Но вот это ощущение беспомощности… Постоянное ожидание смерти высасывало силы пуще всего. Я бы с большей радостью еще раз оказался на заготовке у Пролома, чем пережил такое путешествие.

Но ледоход шел, и бесплотные зубы Южного Круга клацали где-то рядом, не находя человеческой плоти. Казалось, путь наш тянулся несколько недель, хотя на самом деле прошло только два дня и две ночи.

А на третью ночь путешествия меня разбудил громкий стук. Я подумал, что мне это приснилось, но в следующий момент дверь распахнулась, в тусклом свете из коридора появилась огромная фигура.

— Вставай. Капитан зовет, — сказал Жерар.

— Чтобы ты подох, гадина! — вскинулся Лав. Энекен захныкал как ребенок, завернулся в одеяло. Ан Шмерц скатился с койки и бросился к другу:

— Что случилось-то, драный ты демон?

— Не твое дело, — отмахнулся от него помощник капитана. — Бауди, ну?

Я торопливо оделся, еще пошатываясь ото сна, и выскочил в коридор.

— Пошли! — Жерар затопал по коридору вперед. — Быстрее, ну!

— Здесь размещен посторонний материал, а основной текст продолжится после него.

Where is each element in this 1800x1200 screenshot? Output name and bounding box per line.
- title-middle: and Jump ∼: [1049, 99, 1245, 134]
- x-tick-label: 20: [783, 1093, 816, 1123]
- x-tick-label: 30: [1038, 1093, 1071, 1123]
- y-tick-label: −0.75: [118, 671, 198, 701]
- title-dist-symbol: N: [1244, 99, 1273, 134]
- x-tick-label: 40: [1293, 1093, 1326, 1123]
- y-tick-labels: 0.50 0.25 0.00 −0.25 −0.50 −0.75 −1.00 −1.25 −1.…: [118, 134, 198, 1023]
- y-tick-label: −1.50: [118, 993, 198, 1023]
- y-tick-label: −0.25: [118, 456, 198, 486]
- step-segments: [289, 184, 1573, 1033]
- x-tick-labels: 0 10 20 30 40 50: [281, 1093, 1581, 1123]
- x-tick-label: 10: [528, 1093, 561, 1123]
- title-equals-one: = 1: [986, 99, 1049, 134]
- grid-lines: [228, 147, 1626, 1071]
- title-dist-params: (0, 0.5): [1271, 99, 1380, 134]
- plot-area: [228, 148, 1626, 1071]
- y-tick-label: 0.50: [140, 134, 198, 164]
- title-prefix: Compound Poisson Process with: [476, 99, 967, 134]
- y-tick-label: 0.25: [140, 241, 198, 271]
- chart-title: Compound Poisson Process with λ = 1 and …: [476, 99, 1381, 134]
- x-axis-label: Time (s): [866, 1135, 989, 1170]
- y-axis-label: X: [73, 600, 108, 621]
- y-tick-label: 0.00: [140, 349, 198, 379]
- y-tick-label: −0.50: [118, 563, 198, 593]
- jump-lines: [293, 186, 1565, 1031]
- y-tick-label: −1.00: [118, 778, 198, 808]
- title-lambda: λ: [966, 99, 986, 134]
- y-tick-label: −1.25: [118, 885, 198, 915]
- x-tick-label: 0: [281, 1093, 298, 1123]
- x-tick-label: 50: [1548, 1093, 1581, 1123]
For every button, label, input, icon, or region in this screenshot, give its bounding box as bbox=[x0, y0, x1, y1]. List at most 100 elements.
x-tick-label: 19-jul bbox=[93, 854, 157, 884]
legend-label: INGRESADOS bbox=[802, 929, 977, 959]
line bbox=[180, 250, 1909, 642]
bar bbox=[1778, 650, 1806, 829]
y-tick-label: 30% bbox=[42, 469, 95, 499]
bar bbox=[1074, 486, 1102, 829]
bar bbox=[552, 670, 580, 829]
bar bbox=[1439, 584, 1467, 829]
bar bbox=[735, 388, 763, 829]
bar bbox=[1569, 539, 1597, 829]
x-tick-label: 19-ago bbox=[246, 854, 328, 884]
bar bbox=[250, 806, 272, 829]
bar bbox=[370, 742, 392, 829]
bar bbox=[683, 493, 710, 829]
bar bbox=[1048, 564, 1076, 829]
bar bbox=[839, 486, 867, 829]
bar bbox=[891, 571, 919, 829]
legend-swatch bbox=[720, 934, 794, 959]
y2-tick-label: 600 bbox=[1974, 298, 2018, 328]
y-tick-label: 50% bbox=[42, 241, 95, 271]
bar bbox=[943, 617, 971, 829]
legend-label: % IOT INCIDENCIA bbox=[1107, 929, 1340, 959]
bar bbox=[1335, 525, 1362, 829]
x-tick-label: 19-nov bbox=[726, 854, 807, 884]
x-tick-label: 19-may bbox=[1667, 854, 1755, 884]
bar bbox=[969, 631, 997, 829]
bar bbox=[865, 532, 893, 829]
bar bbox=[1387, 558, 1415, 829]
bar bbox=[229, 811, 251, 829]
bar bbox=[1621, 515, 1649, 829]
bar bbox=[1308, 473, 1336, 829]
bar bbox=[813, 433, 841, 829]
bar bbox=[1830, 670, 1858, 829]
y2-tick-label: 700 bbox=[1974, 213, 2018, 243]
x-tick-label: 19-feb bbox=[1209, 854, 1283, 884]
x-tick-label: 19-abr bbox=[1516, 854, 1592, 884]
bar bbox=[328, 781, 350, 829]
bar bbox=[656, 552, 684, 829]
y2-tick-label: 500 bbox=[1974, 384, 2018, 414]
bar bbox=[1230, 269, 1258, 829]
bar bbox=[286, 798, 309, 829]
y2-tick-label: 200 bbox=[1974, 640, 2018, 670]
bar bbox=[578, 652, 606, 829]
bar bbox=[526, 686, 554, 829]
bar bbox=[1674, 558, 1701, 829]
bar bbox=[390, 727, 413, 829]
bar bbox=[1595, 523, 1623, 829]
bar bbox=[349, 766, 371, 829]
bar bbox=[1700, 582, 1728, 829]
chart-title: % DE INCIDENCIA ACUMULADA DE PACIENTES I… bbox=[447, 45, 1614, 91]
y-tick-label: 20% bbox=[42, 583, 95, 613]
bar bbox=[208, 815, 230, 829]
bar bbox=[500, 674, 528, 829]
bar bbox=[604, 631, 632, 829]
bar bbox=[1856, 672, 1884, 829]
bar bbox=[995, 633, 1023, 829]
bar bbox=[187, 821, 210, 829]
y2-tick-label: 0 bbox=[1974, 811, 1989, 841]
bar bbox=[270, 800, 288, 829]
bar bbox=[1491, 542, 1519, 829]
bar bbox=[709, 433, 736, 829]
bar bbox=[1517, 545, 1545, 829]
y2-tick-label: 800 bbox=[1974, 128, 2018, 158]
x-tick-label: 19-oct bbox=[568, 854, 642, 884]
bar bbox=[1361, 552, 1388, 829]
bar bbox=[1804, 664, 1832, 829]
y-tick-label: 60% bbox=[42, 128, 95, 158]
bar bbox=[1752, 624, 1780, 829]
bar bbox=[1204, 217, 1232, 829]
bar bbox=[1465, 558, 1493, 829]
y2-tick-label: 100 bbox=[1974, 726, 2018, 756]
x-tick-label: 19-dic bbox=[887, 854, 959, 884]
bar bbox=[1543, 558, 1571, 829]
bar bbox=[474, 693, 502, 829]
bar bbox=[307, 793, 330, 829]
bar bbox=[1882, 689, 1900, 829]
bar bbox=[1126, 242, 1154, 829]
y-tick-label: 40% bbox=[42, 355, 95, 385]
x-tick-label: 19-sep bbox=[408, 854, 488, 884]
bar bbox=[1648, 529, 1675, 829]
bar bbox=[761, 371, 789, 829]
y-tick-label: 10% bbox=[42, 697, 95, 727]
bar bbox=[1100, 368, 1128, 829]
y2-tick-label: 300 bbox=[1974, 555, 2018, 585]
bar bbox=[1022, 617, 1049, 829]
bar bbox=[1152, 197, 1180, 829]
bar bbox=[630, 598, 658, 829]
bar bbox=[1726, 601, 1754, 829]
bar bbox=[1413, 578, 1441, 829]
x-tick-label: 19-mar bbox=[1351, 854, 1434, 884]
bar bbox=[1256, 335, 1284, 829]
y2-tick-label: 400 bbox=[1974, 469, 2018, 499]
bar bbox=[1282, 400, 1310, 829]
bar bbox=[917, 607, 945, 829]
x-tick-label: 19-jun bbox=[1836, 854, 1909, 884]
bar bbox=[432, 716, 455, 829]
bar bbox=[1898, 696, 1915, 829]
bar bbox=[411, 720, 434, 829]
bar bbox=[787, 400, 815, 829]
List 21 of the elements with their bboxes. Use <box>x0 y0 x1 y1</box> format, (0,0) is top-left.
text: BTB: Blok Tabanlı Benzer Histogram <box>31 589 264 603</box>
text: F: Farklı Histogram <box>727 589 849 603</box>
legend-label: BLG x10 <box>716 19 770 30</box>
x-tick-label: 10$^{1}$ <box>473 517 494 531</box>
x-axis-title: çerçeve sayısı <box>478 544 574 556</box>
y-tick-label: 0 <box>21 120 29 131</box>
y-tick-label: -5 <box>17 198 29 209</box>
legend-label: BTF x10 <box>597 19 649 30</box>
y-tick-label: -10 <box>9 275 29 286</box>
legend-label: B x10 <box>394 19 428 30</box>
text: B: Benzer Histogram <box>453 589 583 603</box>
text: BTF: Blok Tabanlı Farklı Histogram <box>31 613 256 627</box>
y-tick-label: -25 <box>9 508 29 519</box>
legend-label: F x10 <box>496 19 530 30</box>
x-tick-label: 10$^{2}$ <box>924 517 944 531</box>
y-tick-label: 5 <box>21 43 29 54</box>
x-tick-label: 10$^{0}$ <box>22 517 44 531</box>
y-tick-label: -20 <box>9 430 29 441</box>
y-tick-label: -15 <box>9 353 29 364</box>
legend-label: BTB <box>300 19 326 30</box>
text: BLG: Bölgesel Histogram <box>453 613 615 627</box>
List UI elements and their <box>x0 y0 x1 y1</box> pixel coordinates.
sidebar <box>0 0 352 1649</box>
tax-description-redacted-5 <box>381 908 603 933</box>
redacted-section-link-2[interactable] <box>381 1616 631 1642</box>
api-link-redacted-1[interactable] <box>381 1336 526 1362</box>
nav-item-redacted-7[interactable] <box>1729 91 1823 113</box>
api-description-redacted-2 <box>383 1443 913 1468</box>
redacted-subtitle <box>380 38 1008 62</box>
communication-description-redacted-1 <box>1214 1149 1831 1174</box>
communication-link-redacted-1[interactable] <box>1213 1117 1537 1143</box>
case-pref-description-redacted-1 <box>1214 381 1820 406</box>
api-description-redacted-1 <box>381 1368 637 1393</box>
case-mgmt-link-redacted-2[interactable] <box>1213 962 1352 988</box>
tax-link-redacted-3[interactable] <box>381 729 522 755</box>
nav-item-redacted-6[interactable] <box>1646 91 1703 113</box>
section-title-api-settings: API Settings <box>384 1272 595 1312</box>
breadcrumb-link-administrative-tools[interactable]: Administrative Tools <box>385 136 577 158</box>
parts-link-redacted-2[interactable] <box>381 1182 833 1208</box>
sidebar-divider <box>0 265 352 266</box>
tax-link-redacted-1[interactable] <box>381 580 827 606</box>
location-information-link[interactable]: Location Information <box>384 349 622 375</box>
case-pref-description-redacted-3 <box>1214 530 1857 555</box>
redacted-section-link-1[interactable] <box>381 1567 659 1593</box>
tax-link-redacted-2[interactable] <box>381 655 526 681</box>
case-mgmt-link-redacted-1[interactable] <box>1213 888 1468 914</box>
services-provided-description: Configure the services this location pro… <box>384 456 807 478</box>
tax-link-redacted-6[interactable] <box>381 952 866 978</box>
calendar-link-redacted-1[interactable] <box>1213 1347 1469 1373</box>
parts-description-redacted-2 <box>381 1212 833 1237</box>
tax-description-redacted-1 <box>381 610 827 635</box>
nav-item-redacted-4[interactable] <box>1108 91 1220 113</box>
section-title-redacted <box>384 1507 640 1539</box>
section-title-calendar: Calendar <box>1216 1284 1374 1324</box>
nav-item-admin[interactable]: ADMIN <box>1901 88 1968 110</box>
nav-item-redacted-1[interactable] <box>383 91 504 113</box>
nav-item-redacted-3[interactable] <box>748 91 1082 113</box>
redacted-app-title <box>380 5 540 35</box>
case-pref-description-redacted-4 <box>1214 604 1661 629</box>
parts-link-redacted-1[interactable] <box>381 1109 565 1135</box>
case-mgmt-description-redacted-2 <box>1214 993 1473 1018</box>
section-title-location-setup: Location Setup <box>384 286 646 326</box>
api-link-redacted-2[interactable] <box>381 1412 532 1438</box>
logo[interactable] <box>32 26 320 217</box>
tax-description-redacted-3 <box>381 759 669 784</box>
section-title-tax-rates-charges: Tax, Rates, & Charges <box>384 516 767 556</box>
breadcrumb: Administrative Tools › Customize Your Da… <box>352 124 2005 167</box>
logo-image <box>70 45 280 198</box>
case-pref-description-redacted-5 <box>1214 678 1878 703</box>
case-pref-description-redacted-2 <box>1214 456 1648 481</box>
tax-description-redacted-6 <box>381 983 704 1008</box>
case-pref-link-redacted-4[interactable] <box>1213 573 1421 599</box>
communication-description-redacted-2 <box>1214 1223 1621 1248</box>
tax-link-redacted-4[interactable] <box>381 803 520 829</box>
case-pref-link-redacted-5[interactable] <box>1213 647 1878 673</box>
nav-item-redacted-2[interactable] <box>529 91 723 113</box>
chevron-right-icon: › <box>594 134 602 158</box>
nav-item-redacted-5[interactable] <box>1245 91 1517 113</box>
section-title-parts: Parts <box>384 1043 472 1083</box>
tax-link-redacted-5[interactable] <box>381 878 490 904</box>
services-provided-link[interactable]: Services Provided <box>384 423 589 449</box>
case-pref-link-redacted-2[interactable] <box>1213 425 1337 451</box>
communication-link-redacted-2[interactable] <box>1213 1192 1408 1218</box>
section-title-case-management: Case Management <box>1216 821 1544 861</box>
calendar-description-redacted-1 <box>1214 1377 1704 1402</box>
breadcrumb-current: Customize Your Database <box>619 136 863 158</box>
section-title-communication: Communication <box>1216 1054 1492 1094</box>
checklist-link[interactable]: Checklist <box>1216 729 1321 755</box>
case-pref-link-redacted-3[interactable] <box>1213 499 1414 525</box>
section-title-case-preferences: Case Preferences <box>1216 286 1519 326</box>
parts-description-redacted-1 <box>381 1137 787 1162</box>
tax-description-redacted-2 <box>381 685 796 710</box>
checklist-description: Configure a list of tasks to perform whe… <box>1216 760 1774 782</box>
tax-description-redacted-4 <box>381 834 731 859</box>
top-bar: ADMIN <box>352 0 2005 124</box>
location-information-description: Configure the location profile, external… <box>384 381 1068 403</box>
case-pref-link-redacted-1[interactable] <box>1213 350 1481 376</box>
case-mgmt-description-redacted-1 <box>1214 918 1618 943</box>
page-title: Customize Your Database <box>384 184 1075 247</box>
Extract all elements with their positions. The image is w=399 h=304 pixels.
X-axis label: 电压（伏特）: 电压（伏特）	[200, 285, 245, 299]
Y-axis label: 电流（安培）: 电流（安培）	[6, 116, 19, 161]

Лав выглянул в коридор, сонный, помятый, а затем захлопнул дверь в каюту, где в голос плакал Энекен.

— Что такое, Жерар? — спросил я здоровяка.

— Не знаю. Монокль сказал, чтобы я тебя привел. Может, вышли? — с надеждой сказал тот. — Вот бы здорово оказалось, как считаешь?

Я кивнул, зная, что он это не увидит. Жизнь давно научила меня — хороших новостей не бывает. Что-то случилось. Что-то важное и, конечно, неприятное.

Когда мы вошли, капитан стоял у штурвала, вцепившись в него руками. Татуировка на бледном лице почернела, глаза запали. Спал ли он вообще эти дни?

— Смотри! — бросил Рубенс, услышав нас. Кинул короткий взгляд, кивнул и показал на компас.

Я подошел, посмотрел на светящуюся стрелку.

— Смотрю. Что я должен увидеть?

Что-то показалось мне необычным, но что? Сон еще не выветрился из головы.

— Мальчик, собачий ты сын, посмотри куда она указывает!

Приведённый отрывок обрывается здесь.